Working with screenwriter John Logan (and input from Sondheim himself), Burton has also come up with inventive ways of both condensing and expanding Sweeney for the screen, elegantly shortening songs and visualizing flashback scenes that previously existed only in the audience’s imagination. Some theater purists at the press screening I attended grumbled that such devices “literalized” the play in an unfortunate manner. I would argue that they give the movie its cinematic brio.
If Sweeney Todd startles moviegoers today the way it did theatergoers in the ’70s, it’ll be less because of Burton’s extravagantly stylized bloodletting than the fact that the story is — unlike most movie musicals — told almost entirely through song. And not just any songs, mind you, but Sondheim’s brilliantly dissonant libretto, in which burlesque ditties about cockney resourcefulness go hand in hand with arias of loneliness, despair and bloodlust.
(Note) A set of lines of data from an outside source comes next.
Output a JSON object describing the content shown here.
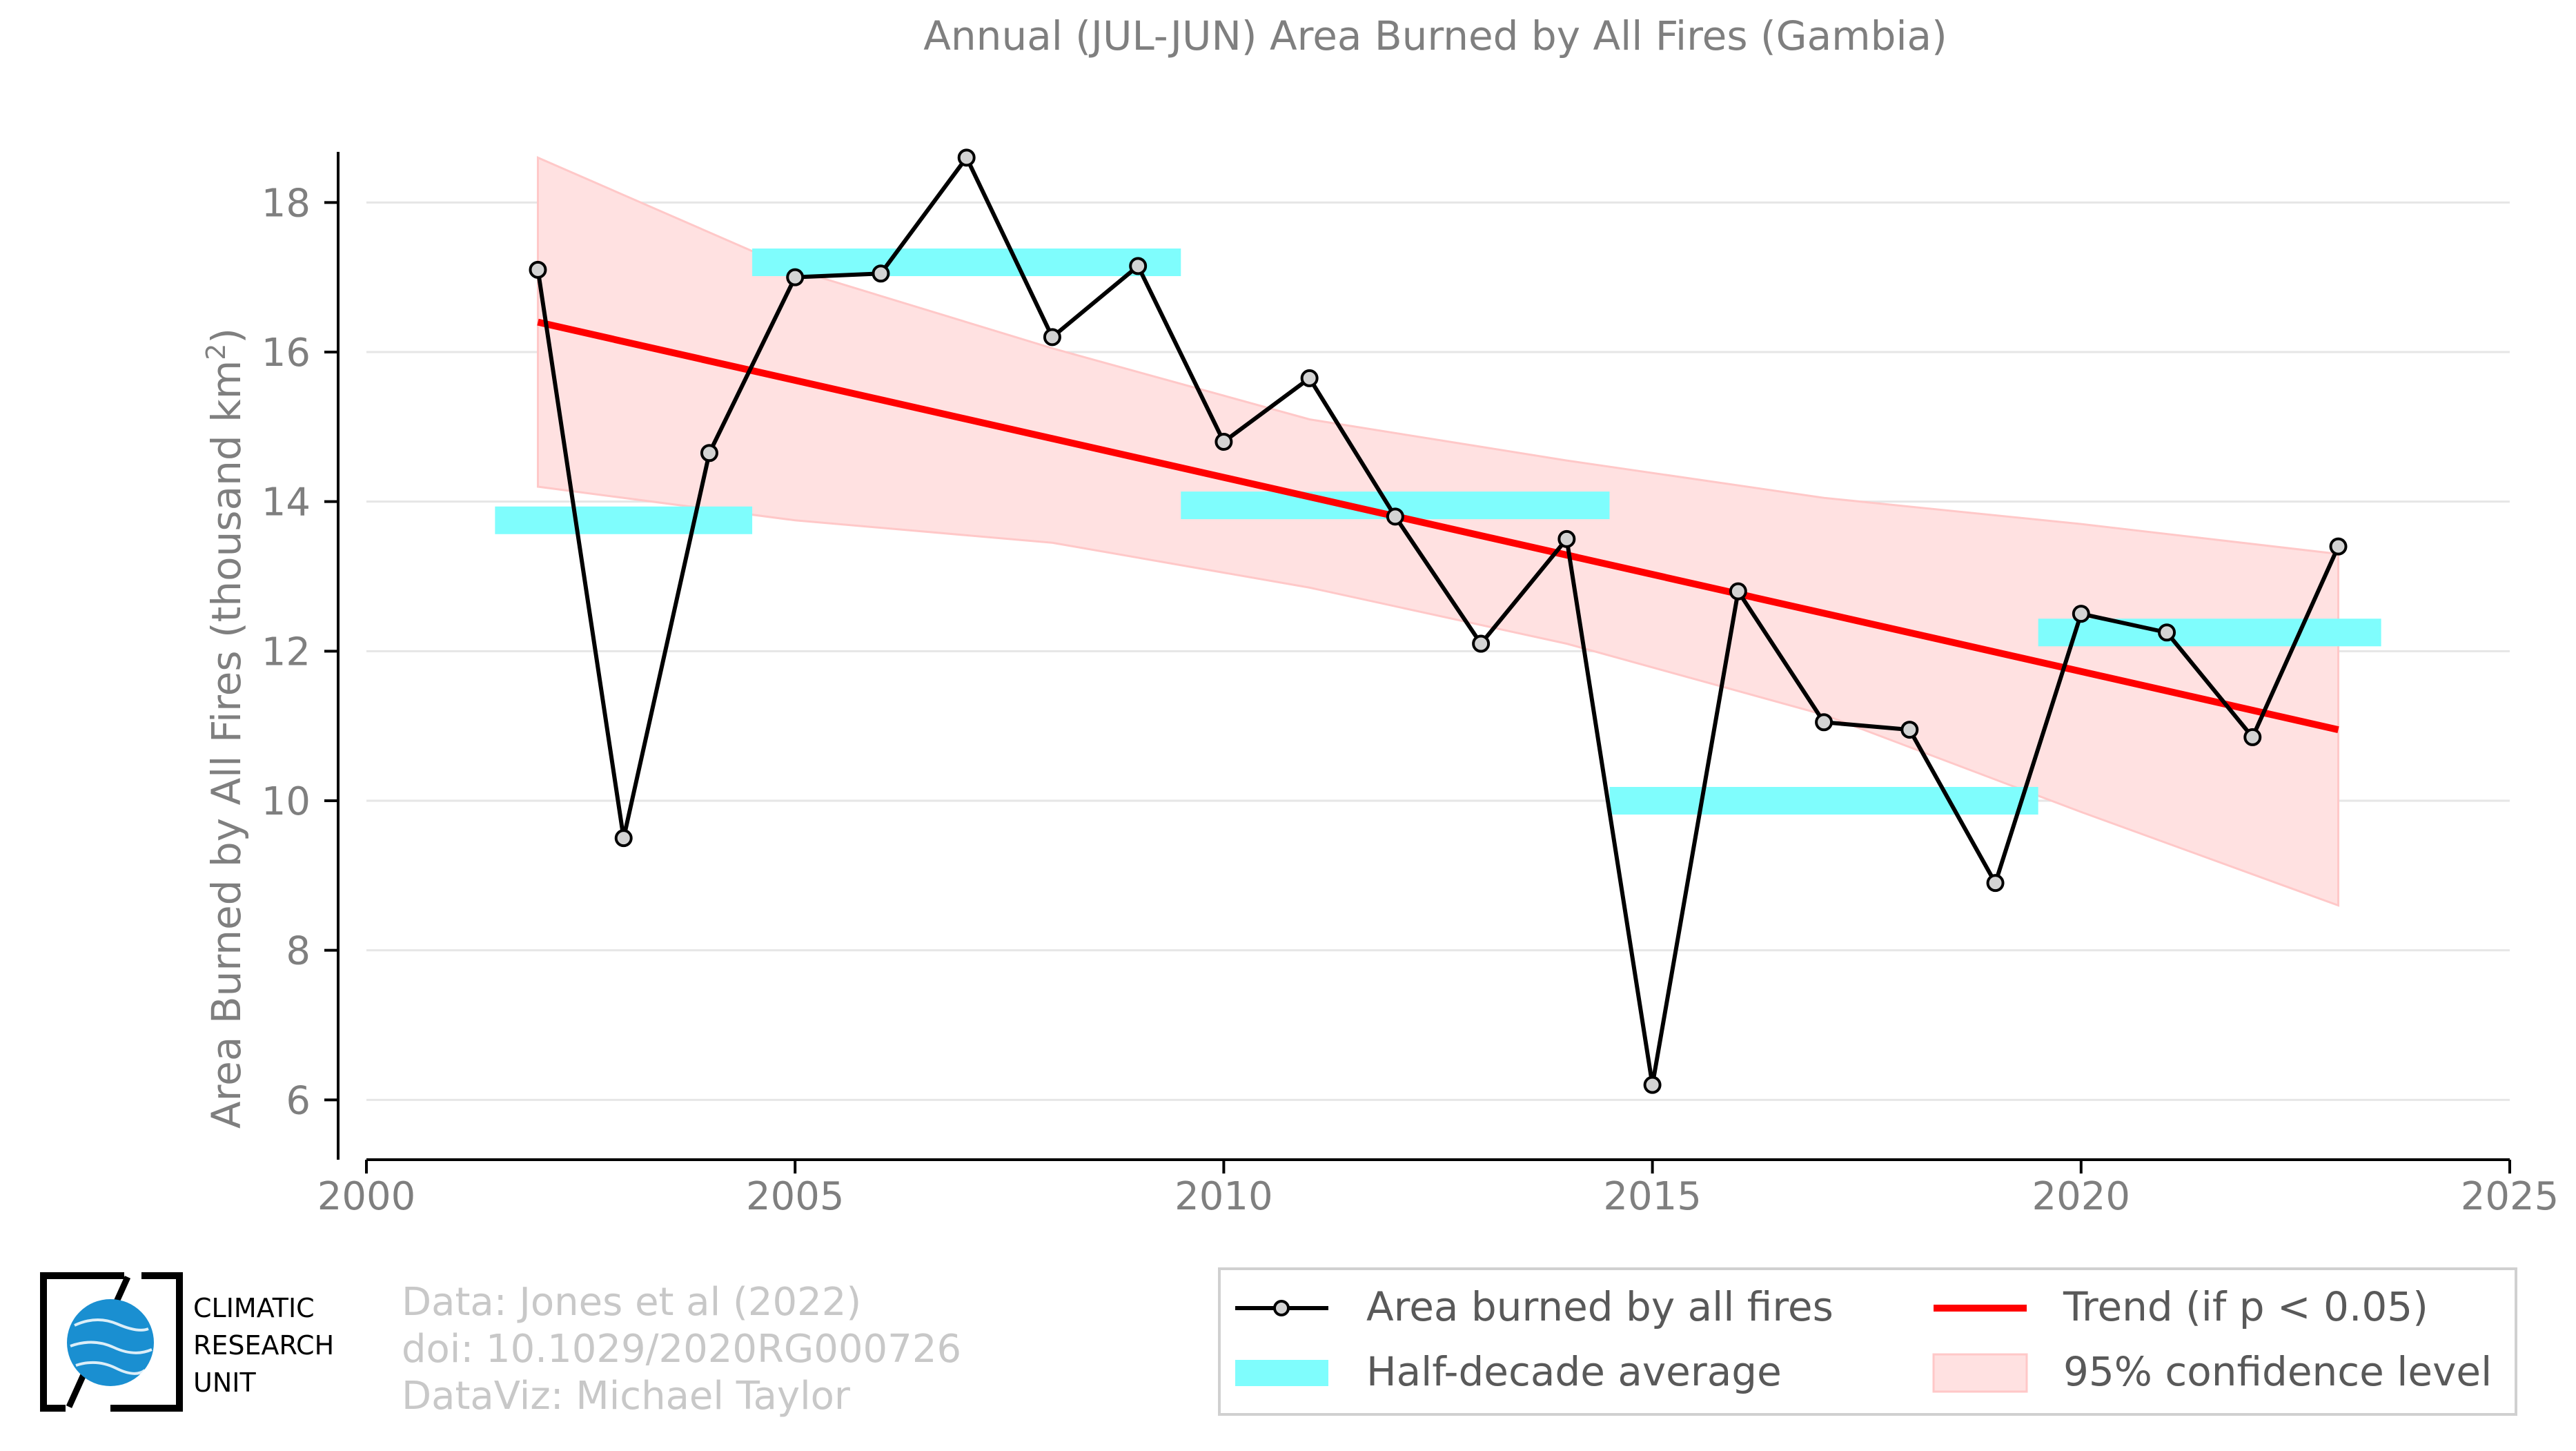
{
  "chart_data": {
    "type": "line",
    "title": "Annual (JUL-JUN) Area Burned by All Fires (Gambia)",
    "ylabel_main": "Area Burned by All Fires (thousand km",
    "ylabel_sup": "2",
    "ylabel_close": ")",
    "xlim": [
      2000,
      2025
    ],
    "ylim": [
      5.2,
      19.6
    ],
    "xticks": [
      2000,
      2005,
      2010,
      2015,
      2020,
      2025
    ],
    "yticks": [
      6,
      8,
      10,
      12,
      14,
      16,
      18
    ],
    "grid": true,
    "legend_position": "bottom-right",
    "series": [
      {
        "name": "Area burned by all fires",
        "color": "#000000",
        "x": [
          2002,
          2003,
          2004,
          2005,
          2006,
          2007,
          2008,
          2009,
          2010,
          2011,
          2012,
          2013,
          2014,
          2015,
          2016,
          2017,
          2018,
          2019,
          2020,
          2021,
          2022,
          2023
        ],
        "y": [
          17.1,
          9.5,
          14.65,
          17.0,
          17.05,
          18.6,
          16.2,
          17.15,
          14.8,
          15.65,
          13.8,
          12.1,
          13.5,
          6.2,
          12.8,
          11.05,
          10.95,
          8.9,
          12.5,
          12.25,
          10.85,
          13.4
        ]
      }
    ],
    "half_decade_average": {
      "name": "Half-decade average",
      "color": "#7ffdfd",
      "segments": [
        {
          "x_start": 2001.5,
          "x_end": 2004.5,
          "y": 13.75
        },
        {
          "x_start": 2004.5,
          "x_end": 2009.5,
          "y": 17.2
        },
        {
          "x_start": 2009.5,
          "x_end": 2014.5,
          "y": 13.95
        },
        {
          "x_start": 2014.5,
          "x_end": 2019.5,
          "y": 10.0
        },
        {
          "x_start": 2019.5,
          "x_end": 2023.5,
          "y": 12.25
        }
      ]
    },
    "trend": {
      "name": "Trend (if p < 0.05)",
      "color": "#ff0000",
      "x": [
        2002,
        2023
      ],
      "y": [
        16.4,
        10.95
      ]
    },
    "confidence_band": {
      "name": "95% confidence level",
      "color": "#ffc8c8",
      "x": [
        2002,
        2005,
        2008,
        2011,
        2014,
        2017,
        2020,
        2023
      ],
      "upper": [
        18.6,
        17.1,
        16.05,
        15.1,
        14.55,
        14.05,
        13.7,
        13.3
      ],
      "lower": [
        14.2,
        13.75,
        13.45,
        12.85,
        12.1,
        11.15,
        9.85,
        8.6
      ]
    }
  },
  "legend": {
    "items": [
      {
        "label": "Area burned by all fires"
      },
      {
        "label": "Trend (if p < 0.05)"
      },
      {
        "label": "Half-decade average"
      },
      {
        "label": "95% confidence level"
      }
    ]
  },
  "credits": {
    "line1": "Data: Jones et al (2022)",
    "line2": "doi: 10.1029/2020RG000726",
    "line3": "DataViz: Michael Taylor"
  },
  "logo": {
    "line1": "CLIMATIC",
    "line2": "RESEARCH",
    "line3": "UNIT",
    "accent_color": "#1a8fd1"
  }
}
That music has been superbly reorchestrated for the film by one longtime Sondheim collaborator, Jonathan Tunick, and performed by a 64-piece orchestra under the direction of another, Paul Gemignani.
The singing is neither brilliant nor blasphemous. Sondheim has always maintained that he prefers actors who sing over singers who act, which is what he gets here in Depp (who occasionally sounds like an emo rocker) and Carter (who has the most difficult songs and swallows some lyrics as though they were bits of Mrs. Lovett’s pies).
No matter how hard Hollywood tries, it’s folly to think that a second golden age of the American film musical is ever going to materialize. So the existence of Sweeney Todd seems all the more cause for celebration. It’s a macabre holiday treat that not everyone in the family is sure to enjoy.